As sentinelas da paliçada gritaram. Alarmes. Chifres de aviso. Tardios demais.

Quando a poeira se ergueu no horizonte, já era tarde demais. As árvores dobravam-se com o tropel de cavalos, e o brilho de armaduras reluzia sob a luz da lua como lâminas famintas. Os Arautos de Calderis haviam chegado.

Vinham em nome da coroa humana. Soldados montados, bem armados, envoltos em capas negras com o brasão do falcão vermelho. Diziam estar em busca de reforços para a guerra no sul — uma guerra contra as Criaturas Corrompidas, monstros que emergiam dos pântanos venenosos e devastavam vilarejos inteiros. Mas entre os orcs, a verdade era conhecida: aquilo era uma caçada. Uma coleta. Crianças levadas como oferenda de sangue.

O comandante, um homem de pele pálida e olhos vazios, ergueu a voz:

"Entreguem os jovens... ou ardam com eles."

A sentença caiu como uma maldição.

As mães gritaram. Os pais armaram-se com lanças de osso e machados de pedra. Guerreiros antigos saíram das tendas, com olhares de quem já sabiam o destino que os aguardava. Mas lutar contra Calderis era como lutar contra uma tempestade de ferro e fogo. Eles não viriam negociar. Vieram tomar.

Ele foi puxado pela mão por sua mãe, arrastado por entre as tendas e rochas, os gritos se misturando ao som das espadas cravando carne e ao estalar de lanças.
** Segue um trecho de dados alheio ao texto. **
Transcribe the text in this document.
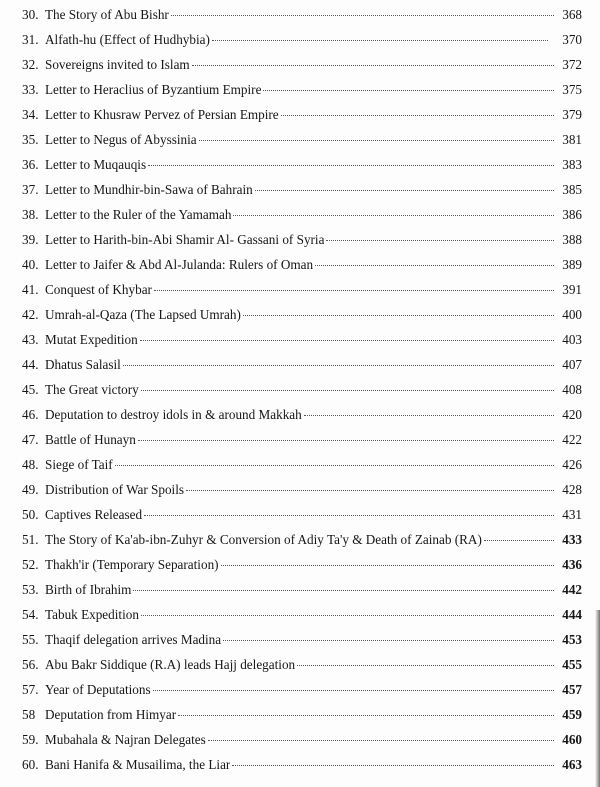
30. The Story of Abu Bishr	368
31. Alfath-hu (Effect of Hudhybia)	370
32. Sovereigns invited to Islam	372
33. Letter to Heraclius of Byzantium Empire	375
34. Letter to Khusraw Pervez of Persian Empire	379
35. Letter to Negus of Abyssinia	381
36. Letter to Muqauqis	383
37. Letter to Mundhir-bin-Sawa of Bahrain	385
38. Letter to the Ruler of the Yamamah	386
39. Letter to Harith-bin-Abi Shamir Al- Gassani of Syria	388
40. Letter to Jaifer & Abd Al-Julanda: Rulers of Oman	389
41. Conquest of Khybar	391
42. Umrah-al-Qaza (The Lapsed Umrah)	400
43. Mutat Expedition	403
44. Dhatus Salasil	407
45. The Great victory	408
46. Deputation to destroy idols in & around Makkah	420
47. Battle of Hunayn	422
48. Siege of Taif	426
49. Distribution of War Spoils	428
50. Captives Released	431
51. The Story of Ka'ab-ibn-Zuhyr & Conversion of Adiy Ta'y & Death of Zainab (RA)	433
52. Thakh'ir (Temporary Separation)	436
53. Birth of Ibrahim	442
54. Tabuk Expedition	444
55. Thaqif delegation arrives Madina	453
56. Abu Bakr Siddique (R.A) leads Hajj delegation	455
57. Year of Deputations	457
58 Deputation from Himyar	459
59. Mubahala & Najran Delegates	460
60. Bani Hanifa & Musailima, the Liar	463
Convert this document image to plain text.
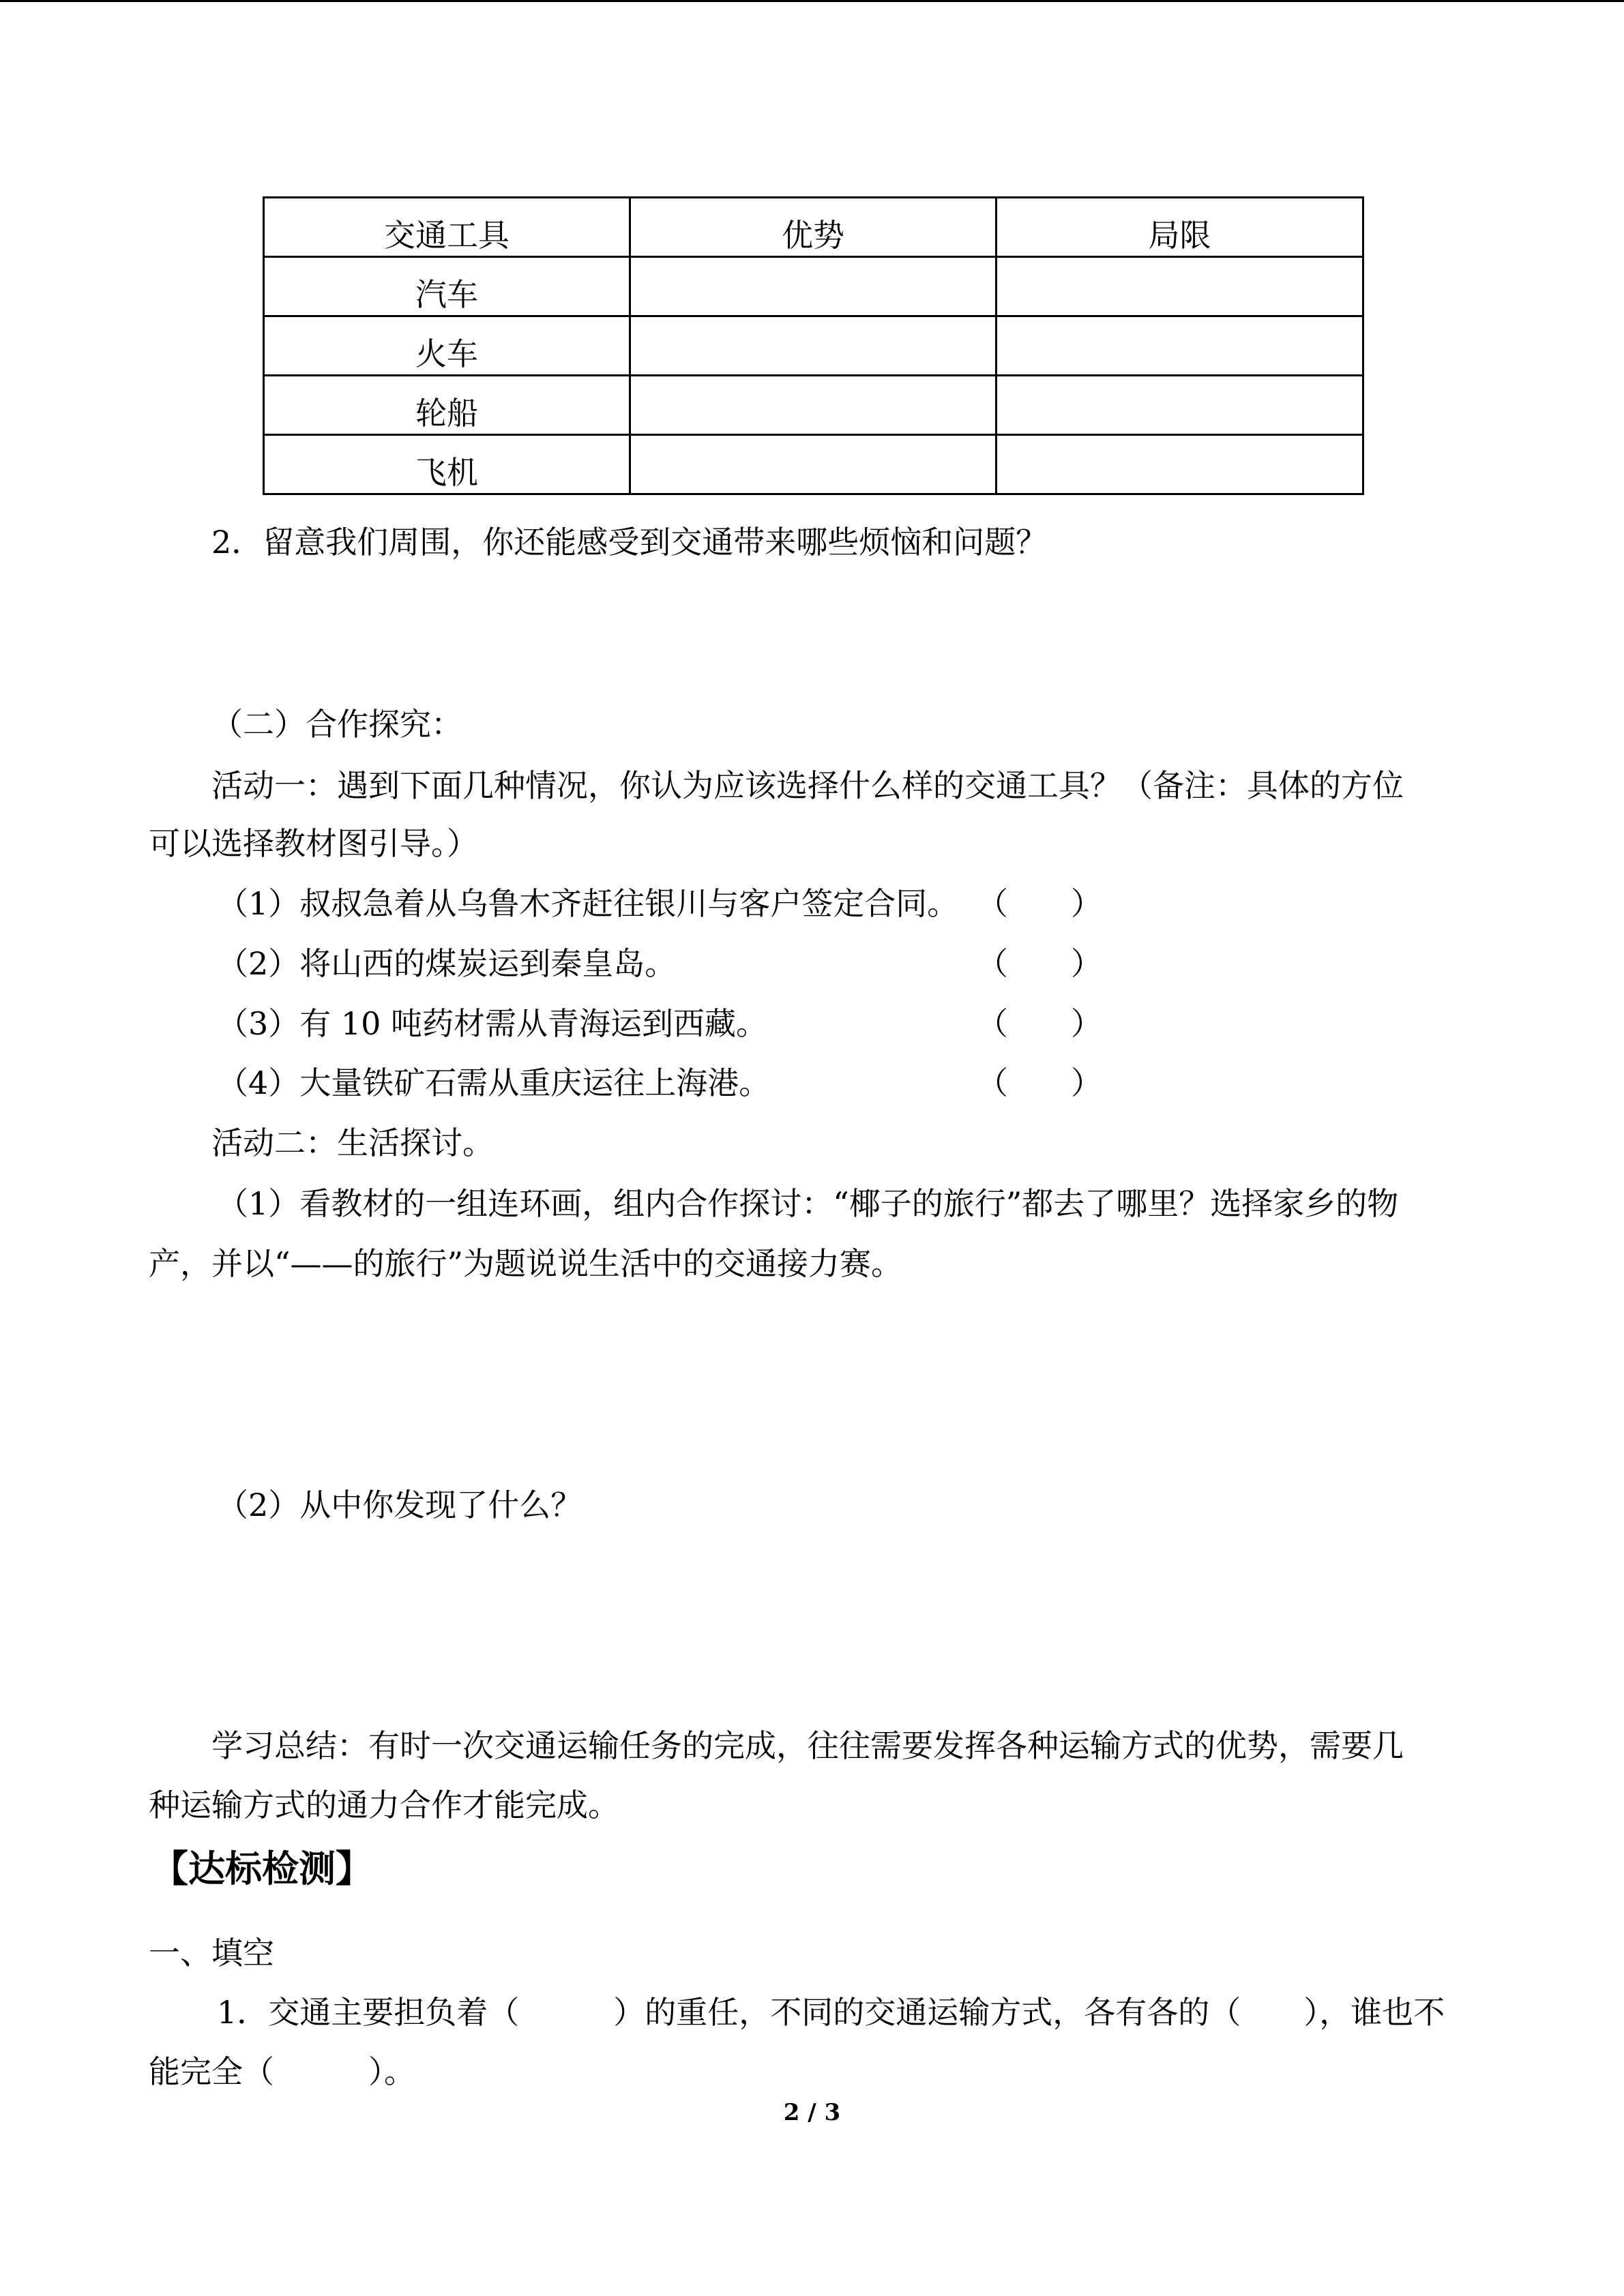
交通工具	优势	局限
汽车		
火车		
轮船		
飞机		
2．留意我们周围，你还能感受到交通带来哪些烦恼和问题？
（二）合作探究：
活动一：遇到下面几种情况，你认为应该选择什么样的交通工具？（备注：具体的方位
可以选择教材图引导。）
（1）叔叔急着从乌鲁木齐赶往银川与客户签定合同。 （　　）
（2）将山西的煤炭运到秦皇岛。	（　　）
（3）有 10 吨药材需从青海运到西藏。	（　　）
（4）大量铁矿石需从重庆运往上海港。	（　　）
活动二：生活探讨。
（1）看教材的一组连环画，组内合作探讨：“椰子的旅行”都去了哪里？选择家乡的物
产，并以“——的旅行”为题说说生活中的交通接力赛。
（2）从中你发现了什么？
学习总结：有时一次交通运输任务的完成，往往需要发挥各种运输方式的优势，需要几
种运输方式的通力合作才能完成。
【达标检测】
一、填空
1．交通主要担负着（　　　）的重任，不同的交通运输方式，各有各的（　　），谁也不
能完全（　　　）。
2 / 3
Eles correram por um estreito caminho que levava à ravina de ThokMar, uma trilha que apenas os do clã conheciam bem. Mas os olhos humanos eram frios e treinados. Os cavalos eram mais rápidos.

Oruk I foi derrubado ao chão por um golpe de haste. Sua mãe se virou, rugindo como uma besta — mas a lâmina veio mais rápido. Um corte limpo. Um grito sufocado.
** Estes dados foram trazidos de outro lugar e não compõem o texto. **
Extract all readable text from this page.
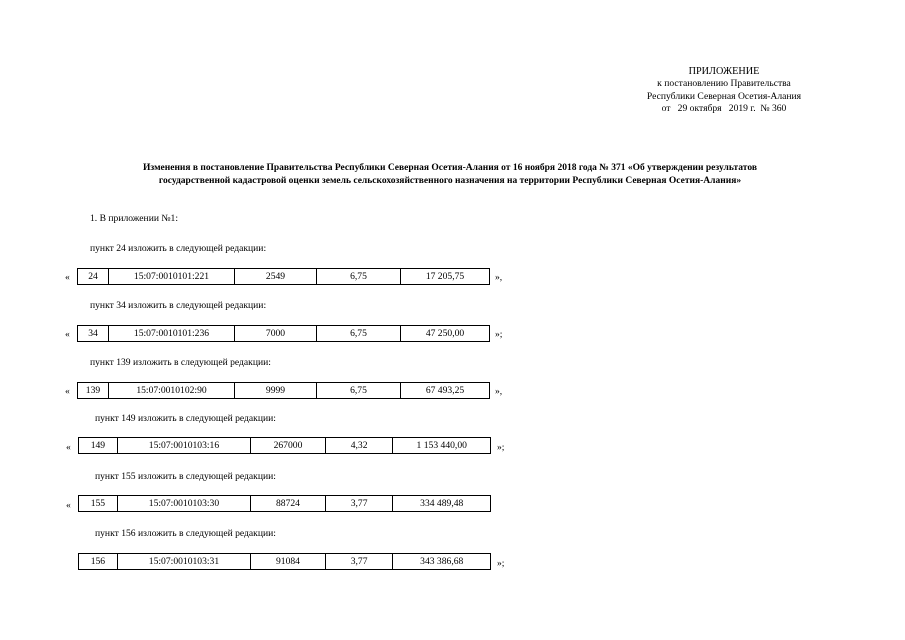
ПРИЛОЖЕНИЕ
к постановлению Правительства
Республики Северная Осетия-Алания
от   29 октября   2019 г.  № 360
Изменения в постановление Правительства Республики Северная Осетия-Алания от 16 ноября 2018 года № 371 «Об утверждении результатов
государственной кадастровой оценки земель сельскохозяйственного назначения на территории Республики Северная Осетия-Алания»
1. В приложении №1:
пункт 24 изложить в следующей редакции:
«	24	15:07:0010101:221	2549	6,75	17 205,75	»,
пункт 34 изложить в следующей редакции:
«	34	15:07:0010101:236	7000	6,75	47 250,00	»;
пункт 139 изложить в следующей редакции:
«	139	15:07:0010102:90	9999	6,75	67 493,25	»,
пункт 149 изложить в следующей редакции:
«	149	15:07:0010103:16	267000	4,32	1 153 440,00	»;
пункт 155 изложить в следующей редакции:
«	155	15:07:0010103:30	88724	3,77	334 489,48
пункт 156 изложить в следующей редакции:
156	15:07:0010103:31	91084	3,77	343 386,68	»;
A última coisa que ele viu antes de ser desacordado foi o rosto da sua mãe, coberto de sangue, seus olhos ainda fixos nele com um amor que nem a morte conseguiu apagar.

Ele acordou em uma carroça de ferro, acorrentado com outras crianças. Algumas choravam. Outras, em choque, olhavam para o nada.
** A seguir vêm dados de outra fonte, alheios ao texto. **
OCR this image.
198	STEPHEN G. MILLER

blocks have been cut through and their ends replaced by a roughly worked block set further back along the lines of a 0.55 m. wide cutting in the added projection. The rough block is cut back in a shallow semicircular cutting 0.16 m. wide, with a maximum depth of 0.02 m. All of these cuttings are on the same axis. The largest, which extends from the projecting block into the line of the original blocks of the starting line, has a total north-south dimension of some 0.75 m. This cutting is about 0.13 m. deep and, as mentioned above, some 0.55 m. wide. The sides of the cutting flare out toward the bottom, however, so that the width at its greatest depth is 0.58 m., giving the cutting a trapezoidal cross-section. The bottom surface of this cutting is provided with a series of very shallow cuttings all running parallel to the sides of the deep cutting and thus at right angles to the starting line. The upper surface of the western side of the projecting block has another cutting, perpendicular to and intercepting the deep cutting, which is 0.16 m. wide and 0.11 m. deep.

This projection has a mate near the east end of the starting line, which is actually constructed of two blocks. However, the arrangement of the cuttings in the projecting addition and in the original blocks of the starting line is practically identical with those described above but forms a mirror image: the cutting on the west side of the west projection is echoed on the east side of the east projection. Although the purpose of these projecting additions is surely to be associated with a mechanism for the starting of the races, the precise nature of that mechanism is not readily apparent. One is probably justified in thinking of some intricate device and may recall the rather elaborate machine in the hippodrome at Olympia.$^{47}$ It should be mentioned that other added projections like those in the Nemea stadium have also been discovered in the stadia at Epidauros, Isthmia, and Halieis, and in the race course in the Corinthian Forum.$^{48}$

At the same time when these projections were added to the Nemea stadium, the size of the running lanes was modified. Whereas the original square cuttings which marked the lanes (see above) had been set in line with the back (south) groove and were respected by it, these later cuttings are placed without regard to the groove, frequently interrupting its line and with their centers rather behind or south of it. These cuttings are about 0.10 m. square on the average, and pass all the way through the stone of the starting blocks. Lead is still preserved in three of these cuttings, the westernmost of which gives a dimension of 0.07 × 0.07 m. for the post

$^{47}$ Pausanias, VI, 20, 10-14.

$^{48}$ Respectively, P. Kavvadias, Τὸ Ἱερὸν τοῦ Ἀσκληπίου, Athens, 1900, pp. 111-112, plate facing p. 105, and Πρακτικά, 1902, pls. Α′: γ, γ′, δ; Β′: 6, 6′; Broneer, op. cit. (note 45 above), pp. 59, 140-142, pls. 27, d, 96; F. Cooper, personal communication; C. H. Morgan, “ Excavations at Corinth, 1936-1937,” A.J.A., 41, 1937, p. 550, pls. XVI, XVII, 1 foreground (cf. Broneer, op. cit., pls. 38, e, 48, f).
Oruk, porém, apertava os punhos.

Ele não chorou.

Ele lembrava

Do cheiro da sua terra. Do tambor. Da mão quente da mãe em seus cabelos.

E jurou.

Jurou que um dia voltaria. Jurou que aqueles olhos de ouro seriam temidos. Jurou que, se precisasse rasgar os céus e esmagar montanhas, ele faria.